Every year on the weekend nearest to 14 October – Katherine Mansfield’s birthday – the Katherine Mansfield Society runs its annual Birthday Lecture, celebrating the life and work of this iconic New Zealand modernist short story writer.  Past participants have included Patron of the Society, Professor Dame Jacqueline Wilson, Emeritus Professor Angela Smith, actor Susannah Harker, Professor David Bradshaw, Professor Laura Marcus, Dame Margaret Drabble, authors Ali Smith and Salley Vickers, Professor Kirsty Gunn, Professor Susan Sellers, and Emeritus Professor C. K. Stead.

This year’s birthday lecture, in the presence of our Patron, Professor Dame Jacqueline Wilson, will be in the form of a dialogue between words and music, as cellist Joseph Spooner and Professor Claire Davison explore the musical setting and musical imagination of Katherine Mansfield during the years of her literary apprenticeship.


As so many of Mansfield’s biographers are keen to point out, Mansfield was an impassioned student of the cello before she moved towards literary creation, notably studying with the New Zealand composer Thomas Trowell. His sons, Arnold – a cellist acknowledged as a prodigy from childhood – and Garnet, a violinist, were two of KM’s first passionately romantic attachments. Her family’s social circles brought her into close contact with a number of prestigious concert performers from New Zealand, Europe and the United States, making her musical environment during her formative years rich indeed. But what music did she enjoy, and what impact might this have had on her literary apprenticeship? Could the exciting new pulse and rhythms of the music around her have worked their way into her early prose poems as well as providing the themes and setting for many of her later stories? What are we to make of the decidedly fin-de-siècle musical tastes reflected in her early diaries and notebooks? Can we trace interactions of modern music and symbolist literature in her works in the way that we can identify influences of impressionism and post-impressionism, or early cinematography? These are the questions the 2016 Birthday Lecture will be setting out to address. The focus will be mainly on the close connection between Mansfield’s early poetics and the experimental brevity of preludes, nocturnes and rhapsodies, many of which were being heard in London for the first time on or about the year 1910. Musical sketches and pictures by composers such as Chopin, Macdowell and Trowell provide a rich soundscape within which to explore Mansfield’s rhapsodic tone-poems, revealing her almost uncanny ability to sound the note of her times, as symbolism and decadence gave way to more resolutely modern resonances.

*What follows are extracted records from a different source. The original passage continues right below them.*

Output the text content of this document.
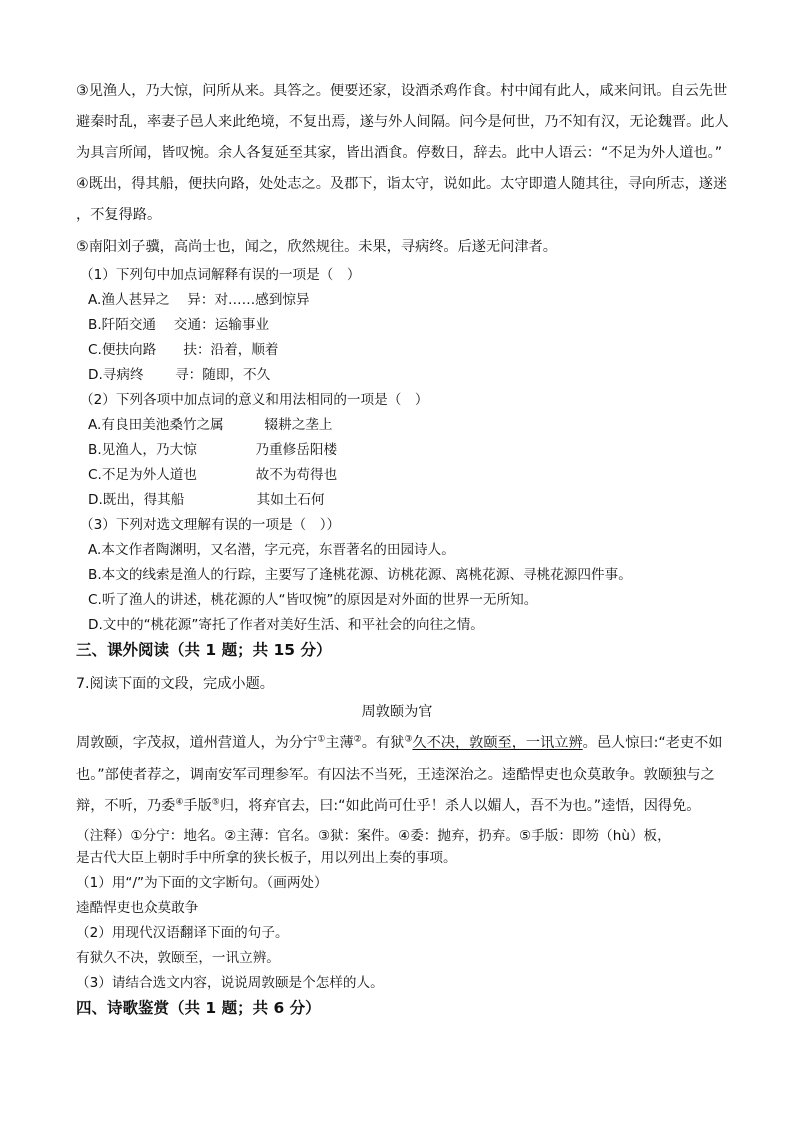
③见渔人，乃大惊，问所从来。具答之。便要还家，设酒杀鸡作食。村中闻有此人，咸来问讯。自云先世
避秦时乱，率妻子邑人来此绝境，不复出焉，遂与外人间隔。问今是何世，乃不知有汉，无论魏晋。此人
为具言所闻，皆叹惋。余人各复延至其家，皆出酒食。停数日，辞去。此中人语云：“不足为外人道也。”
④既出，得其船，便扶向路，处处志之。及郡下，诣太守，说如此。太守即遣人随其往，寻向所志，遂迷
，不复得路。
⑤南阳刘子骥，高尚士也，闻之，欣然规往。未果，寻病终。后遂无问津者。
（1）下列句中加点词解释有误的一项是（　）
A.渔人甚异之　 异：对……感到惊异
B.阡陌交通　 交通：运输事业
C.便扶向路　　扶：沿着，顺着
D.寻病终　　 寻：随即，不久
（2）下列各项中加点词的意义和用法相同的一项是（　）
A.有良田美池桑竹之属　　　辍耕之垄上
B.见渔人，乃大惊　　　　 乃重修岳阳楼
C.不足为外人道也　　　　 故不为苟得也
D.既出，得其船　　　　　 其如土石何
（3）下列对选文理解有误的一项是（　））
A.本文作者陶渊明，又名潜，字元亮，东晋著名的田园诗人。
B.本文的线索是渔人的行踪，主要写了逢桃花源、访桃花源、离桃花源、寻桃花源四件事。
C.听了渔人的讲述，桃花源的人“皆叹惋”的原因是对外面的世界一无所知。
D.文中的“桃花源”寄托了作者对美好生活、和平社会的向往之情。
三、课外阅读（共 1 题；共 15 分）
7.阅读下面的文段，完成小题。
周敦颐为官
周敦颐，字茂叔，道州营道人，为分宁①主薄②。有狱③久不决，敦颐至，一讯立辨。邑人惊曰:“老吏不如
也。”部使者荐之，调南安军司理参军。有囚法不当死，王逵深治之。逵酷悍吏也众莫敢争。敦颐独与之
辩，不听，乃委④手版⑤归，将弃官去，曰:“如此尚可仕乎！杀人以媚人，吾不为也。”逵悟，因得免。
（注释）①分宁：地名。②主薄：官名。③狱：案件。④委：抛弃，扔弃。⑤手版：即笏（hù）板，
是古代大臣上朝时手中所拿的狭长板子，用以列出上奏的事项。
（1）用“/”为下面的文字断句。（画两处）
逵酷悍吏也众莫敢争
（2）用现代汉语翻译下面的句子。
有狱久不决，敦颐至，一讯立辨。
（3）请结合选文内容，说说周敦颐是个怎样的人。
四、诗歌鉴赏（共 1 题；共 6 分）
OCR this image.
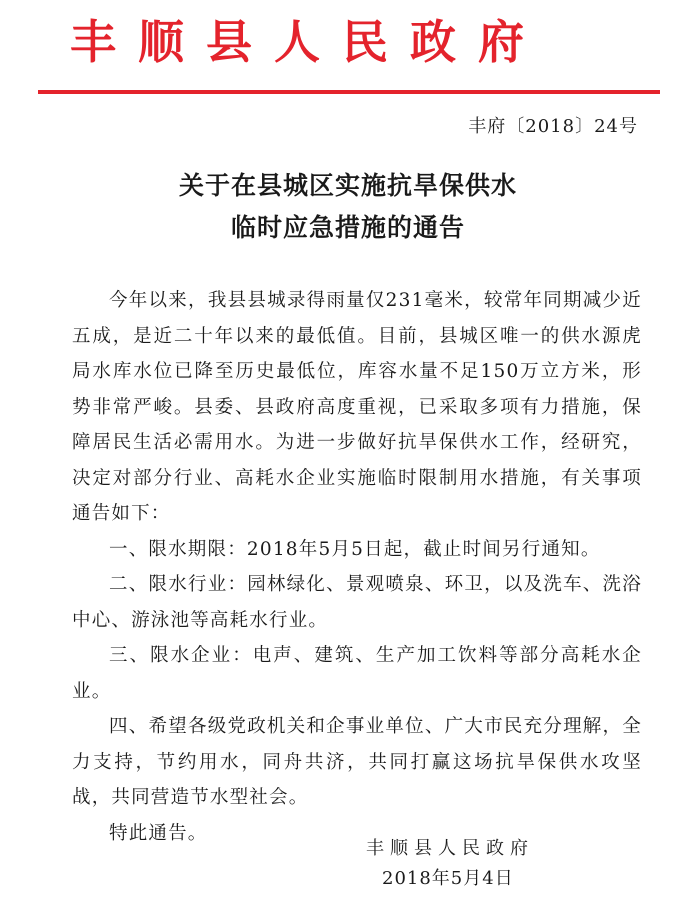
丰顺县人民政府
丰府〔2018〕24号
关于在县城区实施抗旱保供水
临时应急措施的通告

今年以来，我县县城录得雨量仅231毫米，较常年同期减少近五成，是近二十年以来的最低值。目前，县城区唯一的供水源虎局水库水位已降至历史最低位，库容水量不足150万立方米，形势非常严峻。县委、县政府高度重视，已采取多项有力措施，保障居民生活必需用水。为进一步做好抗旱保供水工作，经研究，决定对部分行业、高耗水企业实施临时限制用水措施，有关事项通告如下：

一、限水期限：2018年5月5日起，截止时间另行通知。

二、限水行业：园林绿化、景观喷泉、环卫，以及洗车、洗浴中心、游泳池等高耗水行业。

三、限水企业：电声、建筑、生产加工饮料等部分高耗水企业。

四、希望各级党政机关和企事业单位、广大市民充分理解，全力支持，节约用水，同舟共济，共同打赢这场抗旱保供水攻坚战，共同营造节水型社会。

特此通告。

丰顺县人民政府
2018年5月4日
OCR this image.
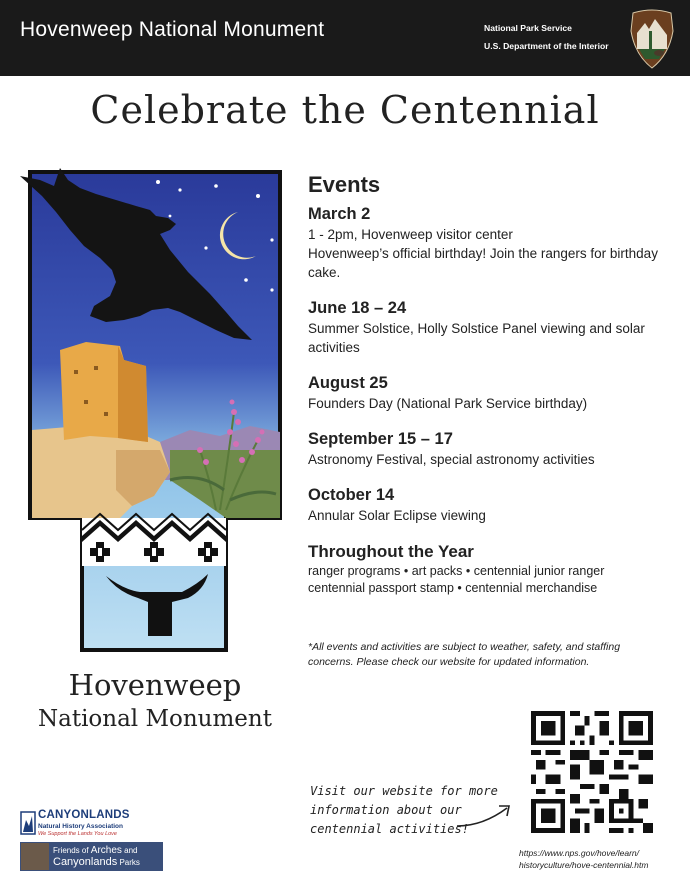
Hovenweep National Monument	National Park Service
U.S. Department of the Interior
Celebrate the Centennial
Hovenweep
National Monument
Events
March 2
1 - 2pm, Hovenweep visitor center
Hovenweep’s official birthday! Join the rangers for birthday cake.
June 18 – 24
Summer Solstice, Holly Solstice Panel viewing and solar activities
August 25
Founders Day (National Park Service birthday)
September 15 – 17
Astronomy Festival, special astronomy activities
October 14
Annular Solar Eclipse viewing
Throughout the Year
ranger programs • art packs • centennial junior ranger
centennial passport stamp • centennial merchandise
*All events and activities are subject to weather, safety, and staffing concerns. Please check our website for updated information.
Visit our website for more
information about our
centennial activities!
https://www.nps.gov/hove/learn/
historyculture/hove-centennial.htm
CANYONLANDS
Natural History Association
We Support the Lands You Love
Friends of Arches and
Canyonlands Parks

The Birthday Lecture will be followed by wine and refreshments, including birthday cup cakes. There will then be a double book launch by Edinburgh University Press:


Katherine Mansfield: The Early Years, by Gerri Kimber is the first biography to look at Mansfield’s early life in any depth since 1933. Focussing on the first twenty years of Mansfield’s life, from her birth in 1888 to her final departure from New Zealand in 1908, this biography reveals the importance of Mansfield’s childhood and teenage years to her development as a writer, and offers insights into her New Zealand stories.


The Collected Poems of Katherine Mansfield, edited by Gerri Kimber and Claire Davison, is the first complete edition of Katherine Mansfield’s poetry ever published. The edition is made up of 217 poems, ordered chronologically, so that the reader can follow Mansfield’s development as a poet and her experiments with different forms, as well as trace the themes such as love and death, the natural world and the seasons, childhood and friendship, music and song, which preoccupied her throughout her writing life.


Both Gerri Kimber and Claire Davison will be available to sign copies of the books, which will be offered at a special discount launch price on the day.